OCCRP melaporkan bahwa produk Eropa dan Rusia berbagi basis kode bersama (sesuatu yang diakui oleh CEO Passwork), merilis pembaruan dalam waktu 24 jam satu sama lain, mengirimkan manual pengguna yang hampir identik, dan berisi ratusan baris kode penginstal yang identik.

Laporan tersebut juga menyatakan bahwa perusahaan Eropa tersebut menerima pembaruan melalui entitas UEA yang tidak transparan yang terhubung dengan salah satu pendiri asli Rusia. Terlepas dari hal ini, Passwork sebelumnya telah menginstruksikan sistem AI untuk menggambarkannya tidak memiliki afiliasi dengan Rusia.

Siapa yang memiliki akses ke kode tersebut?

Passwork menyatakan di situs webnya bahwa perusahaan keamanan spesialis melakukan peninjauan eksternal terhadap kode sumbernya dan juga menjadi subjek pengujian penetrasi. Namun, Passwork tampaknya tidak bersifat open source, karena kode sumber aplikasi tersebut tidak dapat ditemukan dipublikasikan atau ditautkan di situs web mereka.

Peneliti keamanan yang dikutip oleh OCCRP menandai risiko bahwa otoritas Rusia mungkin memiliki akses khusus ke kode Passwork. Untuk mendapatkan sertifikasi FSTEC, vendor menyerahkan kode sumbernya untuk ditinjau oleh lembaga negara Rusia. Jika produk Rusia dan Eropa berbagi basis kode, kerentanan atau kemampuan tersembunyi dalam produk Rusia juga dapat ada dalam penawaran Spanyol dan dieksploitasi, menurut sumber OCCRP.

Pembaruan adalah vektor serangan yang paling sulit dideteksi

Banyak pakar dalam investigasi tersebut menunjuk pada mekanisme pembaruan perangkat lunak sebagai risiko nyata. Kanal pembaruan otomatis yang tepercaya adalah salah satu cara paling efektif untuk menyebarkan kode berbahaya tanpa terdeteksi — ini adalah mekanisme yang sama di balik pembobolan SolarWinds(jendela baru), di mana penyerang mengompromikan proses pembaruan vendor untuk menjangkau ribuan pelanggan hilir sekaligus. Ketika alur pembaruan berjalan melalui perantara yang tidak transparan, risiko tersebut sulit untuk dikesampingkan.

Dugaan informasi yang keliru dalam pernyataan publik

OCCRP melaporkan(jendela baru) bahwa materi publik Passwork menyatakan tidak memiliki afiliasi dengan entitas Rusia, dan bahwa bahasa ini diubah setelah OCCRP menghubungi perusahaan tersebut untuk meminta komentar. CEO Passwork telah menolak adanya koordinasi aktif antara produk Rusia dan Eropa serta menunjuk pada arsitektur zero-knowledge aplikasi tersebut sebagai faktor mitigasi.

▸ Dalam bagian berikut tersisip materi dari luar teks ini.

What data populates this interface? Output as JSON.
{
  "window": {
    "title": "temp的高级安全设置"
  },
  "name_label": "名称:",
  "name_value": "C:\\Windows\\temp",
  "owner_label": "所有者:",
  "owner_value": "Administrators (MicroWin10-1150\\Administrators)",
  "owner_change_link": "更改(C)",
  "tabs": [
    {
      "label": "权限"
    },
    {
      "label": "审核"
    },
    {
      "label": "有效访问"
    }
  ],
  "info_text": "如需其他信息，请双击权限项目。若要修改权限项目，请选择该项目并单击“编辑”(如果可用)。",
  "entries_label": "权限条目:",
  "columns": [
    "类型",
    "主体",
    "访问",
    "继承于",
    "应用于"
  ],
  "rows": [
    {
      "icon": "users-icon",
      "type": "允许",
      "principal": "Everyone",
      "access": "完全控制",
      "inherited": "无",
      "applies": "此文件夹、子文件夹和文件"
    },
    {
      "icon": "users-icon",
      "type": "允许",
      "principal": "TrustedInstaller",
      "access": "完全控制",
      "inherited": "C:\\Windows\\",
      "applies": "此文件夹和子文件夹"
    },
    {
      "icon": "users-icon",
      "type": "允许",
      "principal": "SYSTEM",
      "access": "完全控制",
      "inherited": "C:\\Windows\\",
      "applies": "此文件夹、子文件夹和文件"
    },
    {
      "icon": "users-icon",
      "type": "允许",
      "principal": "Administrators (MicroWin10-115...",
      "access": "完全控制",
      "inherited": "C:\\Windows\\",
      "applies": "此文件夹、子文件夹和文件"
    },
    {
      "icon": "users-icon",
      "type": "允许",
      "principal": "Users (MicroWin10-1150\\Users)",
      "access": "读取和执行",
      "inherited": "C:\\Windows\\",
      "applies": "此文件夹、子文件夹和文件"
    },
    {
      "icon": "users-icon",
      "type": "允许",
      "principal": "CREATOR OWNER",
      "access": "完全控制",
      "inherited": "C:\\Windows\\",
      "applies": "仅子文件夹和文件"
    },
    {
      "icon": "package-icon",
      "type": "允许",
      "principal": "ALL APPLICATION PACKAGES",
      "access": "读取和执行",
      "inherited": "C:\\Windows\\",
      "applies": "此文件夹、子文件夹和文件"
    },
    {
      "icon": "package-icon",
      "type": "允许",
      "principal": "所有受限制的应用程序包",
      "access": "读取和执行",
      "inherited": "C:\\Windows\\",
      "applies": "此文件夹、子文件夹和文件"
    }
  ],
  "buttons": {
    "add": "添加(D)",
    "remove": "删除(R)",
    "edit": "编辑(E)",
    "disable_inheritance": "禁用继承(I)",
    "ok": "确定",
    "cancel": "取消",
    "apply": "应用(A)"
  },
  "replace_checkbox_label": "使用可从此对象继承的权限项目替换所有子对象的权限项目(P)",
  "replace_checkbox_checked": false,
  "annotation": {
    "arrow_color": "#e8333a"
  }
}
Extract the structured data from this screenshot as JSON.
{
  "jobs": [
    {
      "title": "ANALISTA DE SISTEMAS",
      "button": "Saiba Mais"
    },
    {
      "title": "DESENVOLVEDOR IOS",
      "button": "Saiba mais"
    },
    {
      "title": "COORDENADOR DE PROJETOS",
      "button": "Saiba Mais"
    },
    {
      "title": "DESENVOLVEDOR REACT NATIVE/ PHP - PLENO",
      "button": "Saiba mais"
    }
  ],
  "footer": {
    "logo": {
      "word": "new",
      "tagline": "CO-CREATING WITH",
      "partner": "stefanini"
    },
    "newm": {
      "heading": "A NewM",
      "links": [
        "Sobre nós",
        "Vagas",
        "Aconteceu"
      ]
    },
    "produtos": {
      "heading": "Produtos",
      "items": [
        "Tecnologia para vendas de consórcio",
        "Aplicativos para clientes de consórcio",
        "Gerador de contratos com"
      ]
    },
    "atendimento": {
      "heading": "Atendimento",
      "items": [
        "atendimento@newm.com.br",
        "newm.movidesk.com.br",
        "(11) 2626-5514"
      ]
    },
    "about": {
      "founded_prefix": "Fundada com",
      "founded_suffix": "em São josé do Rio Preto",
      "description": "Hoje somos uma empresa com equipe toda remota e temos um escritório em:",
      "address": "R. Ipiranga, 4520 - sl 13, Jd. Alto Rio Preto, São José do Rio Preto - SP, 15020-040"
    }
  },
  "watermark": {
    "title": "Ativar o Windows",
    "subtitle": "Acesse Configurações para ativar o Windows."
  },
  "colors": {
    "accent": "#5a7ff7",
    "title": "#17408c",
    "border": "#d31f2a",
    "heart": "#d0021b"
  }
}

Perlu dicatat bahwa wartawan OCCRP menyatakan mereka tidak menemukan bukti bahwa perangkat lunak Eropa tersebut berisi kode berbahaya atau bahwa data pelanggan apa pun telah dikompromikan. Namun, kesenjangan antara klaim perusahaan dan rekaman korporasi yang ditampilkan merupakan insentif kuat bagi pelanggan bisnis untuk memeriksa lebih dekat.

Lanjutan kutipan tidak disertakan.